Валуев и полковник Глейман тоже получили ордена «Красного знамени». Все остальные участники операции — ордена «Красной звезды». Кроме того моему прадеду по совокупности заслуг (прорыв фронта, освобождение Смоленска) присвоили очередное воинское звание — генерал–майора — на его черных петлицах сейчас сверкали две звездочки.

Мне казалось, что наш беспримерный успех вполне достоин награждения медалью «Золотая звезда» и звания «Герой Советского Союза», но идет сорок первый год — командование довольно скупо на награды. Ликвидация фон Бока и Гудериана получила широкое освещение в прессе (в том числе и в прессе союзников — США и Великобритании), поскольку это был первый достоверный случай физического устранения высших офицеров Вермахта. Но про личности непосредственных исполнителей в газетах традиционно не писали. К тому же способ убийства генералов при помощи взрывного устройства — по сути террористический. Командование сочло, что «Не комильфо» пиарить такое на весь мир. Официально заслугу уничтожения генералов приписали Красной Армии — без упоминания конкретных бойцов, а всей танковой дивизии полковника Глеймана.

В советских газетах написали так:

«В результате проведенной соединением полковника Г. операции, при поддержке группы Осназа НКВД, уничтожены высшие чины фашисткой Германии — командующий группой армий „Центр“ фельдмаршал Федор фон Бок и командир 1–й танковой армии генерал–полковник Гейнц Гудериан».

Из–за этих обстоятельств награждение хоть и прошло в Кремле, а награды вручал сам «Всесоюзный староста» Михаил Иванович Калинин, но церемония прошла довольно кулуарно, без присутствия общественности и корреспондентов. Пригласили только уцелевших участников событий — нас пятерых. Остальные лежали по госпиталям — капитан Мишанин получил тяжелое ранение, осколок в легкое, началось заражение крови. Врачи говорили, что шансов у него мало. Снайперы Славик Вихров и Толик Звягинцев словили по паре пуль в руки и ноги, но ребята молодые, здоровые — оклемаются. Сержант Сомов, к сожалению, погиб. Его нашли у разбитого пулемета, а вокруг — гора немецких трупов. Витя Артамонов отделался легче всех — уже потихоньку вставал с больничной койки и ковылял по коридорам, держась за стеночку.

— Чего застыл столбом, пионер? — спросил Петя Валуев. — Ты словно приведение увидел!

— Просто вспоминаю, — тихо ответил я. — Давно не был дома. Кажется, что сто лет прошло.

— Получается, что ты не был дома с самого начала июня, с момента отъезда на летние каникулы в мой полк, — быстро подсчитав дни, сказал Петр Дмитриевич. — Полгода прошло…

Он был прав.

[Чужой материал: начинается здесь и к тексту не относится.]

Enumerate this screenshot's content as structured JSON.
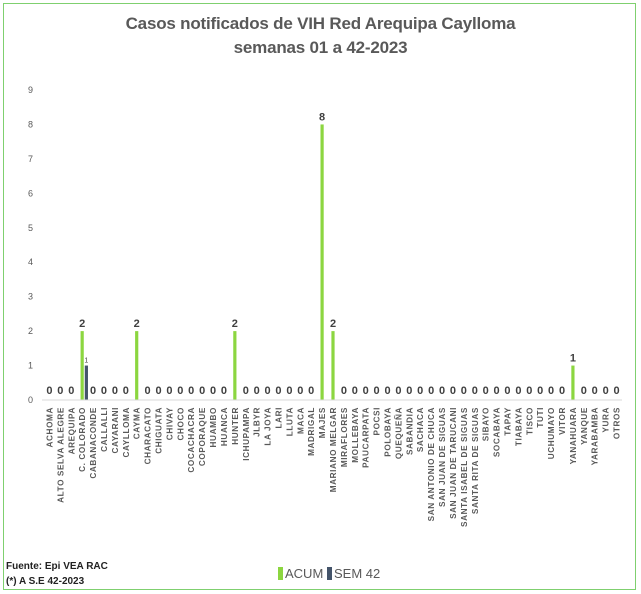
{
  "header": {
    "title_line1": "Casos notificados de VIH Red Arequipa Caylloma",
    "title_line2": "semanas 01 a 42-2023"
  },
  "footer": {
    "source_line1": "Fuente: Epi VEA RAC",
    "source_line2": "(*) A S.E 42-2023"
  },
  "colors": {
    "acum": "#8cd640",
    "sem": "#44546a",
    "axis_text": "#595959",
    "frame": "#7fd06f"
  },
  "chart_data": {
    "type": "bar",
    "title": "Casos notificados de VIH Red Arequipa Caylloma semanas 01 a 42-2023",
    "ylim": [
      0,
      9
    ],
    "yticks": [
      0,
      1,
      2,
      3,
      4,
      5,
      6,
      7,
      8,
      9
    ],
    "grid": false,
    "legend_position": "bottom",
    "categories": [
      "ACHOMA",
      "ALTO SELVA ALEGRE",
      "AREQUIPA",
      "C. COLORADO",
      "CABANACONDE",
      "CALLALLI",
      "CAYARANI",
      "CAYLLOMA",
      "CAYMA",
      "CHARACATO",
      "CHIGUATA",
      "CHIVAY",
      "CHOCO",
      "COCACHACRA",
      "COPORAQUE",
      "HUAMBO",
      "HUANCA",
      "HUNTER",
      "ICHUPAMPA",
      "JLBYR",
      "LA JOYA",
      "LARI",
      "LLUTA",
      "MACA",
      "MADRIGAL",
      "MAJES",
      "MARIANO MELGAR",
      "MIRAFLORES",
      "MOLLEBAYA",
      "PAUCARPATA",
      "POCSI",
      "POLOBAYA",
      "QUEQUEÑA",
      "SABANDIA",
      "SACHACA",
      "SAN ANTONIO DE CHUCA",
      "SAN JUAN DE SIGUAS",
      "SAN JUAN DE TARUCANI",
      "SANTA ISABEL DE SIGUAS",
      "SANTA RITA DE SIGUAS",
      "SIBAYO",
      "SOCABAYA",
      "TAPAY",
      "TIABAYA",
      "TISCO",
      "TUTI",
      "UCHUMAYO",
      "VITOR",
      "YANAHUARA",
      "YANQUE",
      "YARABAMBA",
      "YURA",
      "OTROS"
    ],
    "series": [
      {
        "name": "ACUM",
        "color": "#8cd640",
        "values": [
          0,
          0,
          0,
          2,
          0,
          0,
          0,
          0,
          2,
          0,
          0,
          0,
          0,
          0,
          0,
          0,
          0,
          2,
          0,
          0,
          0,
          0,
          0,
          0,
          0,
          8,
          2,
          0,
          0,
          0,
          0,
          0,
          0,
          0,
          0,
          0,
          0,
          0,
          0,
          0,
          0,
          0,
          0,
          0,
          0,
          0,
          0,
          0,
          1,
          0,
          0,
          0,
          0
        ]
      },
      {
        "name": "SEM 42",
        "color": "#44546a",
        "values": [
          null,
          null,
          null,
          1,
          null,
          null,
          null,
          null,
          null,
          null,
          null,
          null,
          null,
          null,
          null,
          null,
          null,
          null,
          null,
          null,
          null,
          null,
          null,
          null,
          null,
          null,
          null,
          null,
          null,
          null,
          null,
          null,
          null,
          null,
          null,
          null,
          null,
          null,
          null,
          null,
          null,
          null,
          null,
          null,
          null,
          null,
          null,
          null,
          null,
          null,
          null,
          null,
          null
        ]
      }
    ]
  }
}
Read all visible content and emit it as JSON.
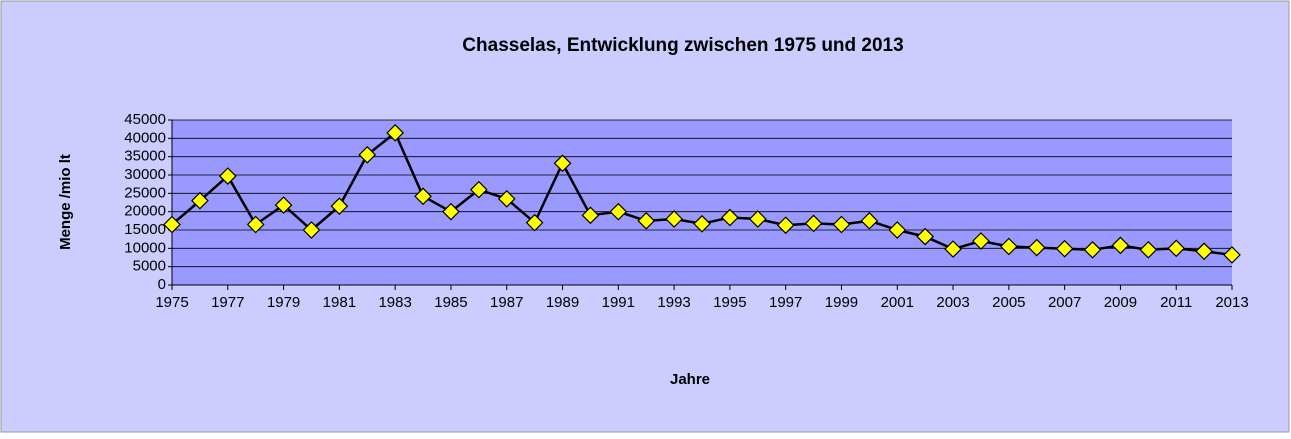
{
  "chart_data": {
    "type": "line",
    "title": "Chasselas, Entwicklung zwischen 1975 und 2013",
    "x_label": "Jahre",
    "y_label": "Menge /mio  lt",
    "x": [
      1975,
      1976,
      1977,
      1978,
      1979,
      1980,
      1981,
      1982,
      1983,
      1984,
      1985,
      1986,
      1987,
      1988,
      1989,
      1990,
      1991,
      1992,
      1993,
      1994,
      1995,
      1996,
      1997,
      1998,
      1999,
      2000,
      2001,
      2002,
      2003,
      2004,
      2005,
      2006,
      2007,
      2008,
      2009,
      2010,
      2011,
      2012,
      2013
    ],
    "series": [
      {
        "name": "Chasselas",
        "color": "#ffff00",
        "values": [
          16500,
          23000,
          29700,
          16500,
          21800,
          15000,
          21500,
          35500,
          41500,
          24200,
          20000,
          26000,
          23500,
          17000,
          33200,
          19000,
          20000,
          17500,
          18000,
          16700,
          18400,
          18000,
          16300,
          16800,
          16500,
          17500,
          15000,
          13200,
          9800,
          12000,
          10500,
          10200,
          9900,
          9600,
          10800,
          9600,
          10000,
          9200,
          8200
        ]
      }
    ],
    "xlim": [
      1975,
      2013
    ],
    "xticks": [
      1975,
      1977,
      1979,
      1981,
      1983,
      1985,
      1987,
      1989,
      1991,
      1993,
      1995,
      1997,
      1999,
      2001,
      2003,
      2005,
      2007,
      2009,
      2011,
      2013
    ],
    "ylim": [
      0,
      45000
    ],
    "yticks": [
      0,
      5000,
      10000,
      15000,
      20000,
      25000,
      30000,
      35000,
      40000,
      45000
    ],
    "grid": true
  }
}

Ну, почти… Прошло шесть месяцев с того июньского утра четвертого дня войны, когда мое сознание перенеслось в тело шестнадцатилетнего паренька, лежащего на откосе железной дороги где–то под Ровно, возле горящего эшелона, прямо под бомбами немецких «стервятников». А ощущение — будто прожил целую жизнь.

Первые уничтоженные собственными руками оккупанты, массовое убийство немецкими танкистами беззащитных раненых детей, прорыв из вражеского окружения, поступление в Школу особого назначения («Сотку»), командировка в тыл противника на правом берегу Днепра для поиска прадеда, тяжелое ранение в печень, госпиталь, новая командировка в Смоленск, смерть прабабушки, взрыв в гостинице «Москва»… События этих шести месяцев мелькнули перед глазами, как кадры из чёрно–белого, но невероятно четкого и жестокого кино.

— Ну, парни, заходим, не стесняемся! — пригласил Пётр Дмитриевич, бросая окурок в снег. — Не на улице же награды обмывать.

Мы вошли в подъезд. Знакомый «запах детства» — старого дерева, пыли и еще чего–то неуловимого ударил в ноздри. Лестница с мраморными ступеньками и литыми чугунными балясинами, широкие дубовые перила, по которым когда–то так прикольно было съезжать… Все то же, но другое. Чище, новее, но и казённее. На стенах нет нацарапанных гвоздем надписей и дурацких рисунков, оставленных подростками, да и цвет краски другой — темно–зеленый вместо светло–синего.

Наша квартира была на третьем этаже. Дверь с номером «10». Прадед достал из кармана ключ — тяжелый, бронзовый — в «моё» время замок поменяли и ключ был тонким, «английским». Едва слышно скрипнув петлями, высокая толстая дверь распахнулась, за ней клубилась пыльная мгла. Петр Дмитриевич посторонился, пропуская меня вперед.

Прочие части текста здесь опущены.